If you’re a fan of high-end storage at affordable prices, 2019 is shaping up to be an exceptionally good year. Yesterday we discussed the new Western Digital SN750, a new SSD with a bit more top-end performance but substantially lower prices. Now, Samsung has dropped its own 970 EVO Plus, with a larger performance gain compared with its predecessor and better per-GB pricing.
The 970 EVO Plus is built on new, high-density 3D NAND flash. Samsung oddly isn’t revealing how many layers it uses, opting to call its new NAND 9x-layer rather than 96-layer as its competitors are doing. Like its predecessors, the 970 EVO Plus uses an SLC (single-level cell) cache to accelerate write performance. The new drives offer between 4-6GB of dedicated SLC cache and 13-42GB of cache in total depending on how full the drive is (the 250GB model tops out at 13GB, the 500GB model is a 22GB design, and the 1TB drive has 42GB of cache). A 2TB model is coming later this year.

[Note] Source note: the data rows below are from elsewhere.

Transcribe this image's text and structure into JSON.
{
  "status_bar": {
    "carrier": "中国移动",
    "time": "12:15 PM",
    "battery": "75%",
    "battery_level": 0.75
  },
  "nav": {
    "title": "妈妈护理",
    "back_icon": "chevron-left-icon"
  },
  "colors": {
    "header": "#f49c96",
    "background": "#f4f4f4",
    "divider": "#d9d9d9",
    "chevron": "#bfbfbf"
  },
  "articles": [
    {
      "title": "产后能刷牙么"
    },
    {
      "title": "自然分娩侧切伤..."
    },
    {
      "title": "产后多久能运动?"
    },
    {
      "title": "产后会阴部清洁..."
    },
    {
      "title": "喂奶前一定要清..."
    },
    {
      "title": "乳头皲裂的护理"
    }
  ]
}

According to Samsung, the new 9x-layer NAND in the 970 EVO Plus is significantly faster than the 970 EVO, with support for the Toggle 4.0 interface, 1.4GT/s operation, and 256Gb densities per die (the 2TB drive will use 512Gb NAND). Peak sequential performance is brushing up against the limit for the M.2 x4 PCI 3.0 connection, which tops out at ~3.94GB/s. The 1TB 970 EVO Plus’ Turbo Write cache can hit 3.3GB/s of sequential write performance. Performance once you exit the cache is significantly slower (1.7GB/s) due to the use of TLC NAND, but still quite speedy compared with conventional spinning disks or even SSDs of a few years ago.
Overall performance from both the 500GB and 1TB models is excellent. The drive trades shots with several others depending on the benchmark in question (it’s not unusual for drives to trade positions depending on the test), but at the same time, the gaps themselves are often very small. The performance gap between the fastest and slowest SSDs in the Sysmark 2014 software install time test is 1.09x. The gap between the slowest SSD and a 2TB Western Digital Blue HDD is 1.24x. You are quite literally far better off with even the slowest SSD on the chart than with a regular hard drive.
The consensus from reviews, including THG and our own PCMag, is that the Samsung 970 Evo Plus is an excellent drive overall. Tom’s writes “Overall, Samsung’s new 970 EVO Plus offers you plenty of performance, endurance, and security. It comes backed with a five-year warranty, too. Samsung Magician and the data migration software are also a big plus.” PCMag awarded the drive Editors’ Choice and concludes, “Samsung’s SSD 970 EVO Plus is less expensive and just as capable as its predecessor, making it an excellent choice for installation in a gaming rig or high-end PC upgrade.”
SSD prices should only improve throughout the year thanks to a glut of new capacity and a demand downturn. You don’t need to worry about pulling the trigger instantly to be certain of a good storage deal in 2019, but be aware that this year is likely going to be a good time to make a purchase overall.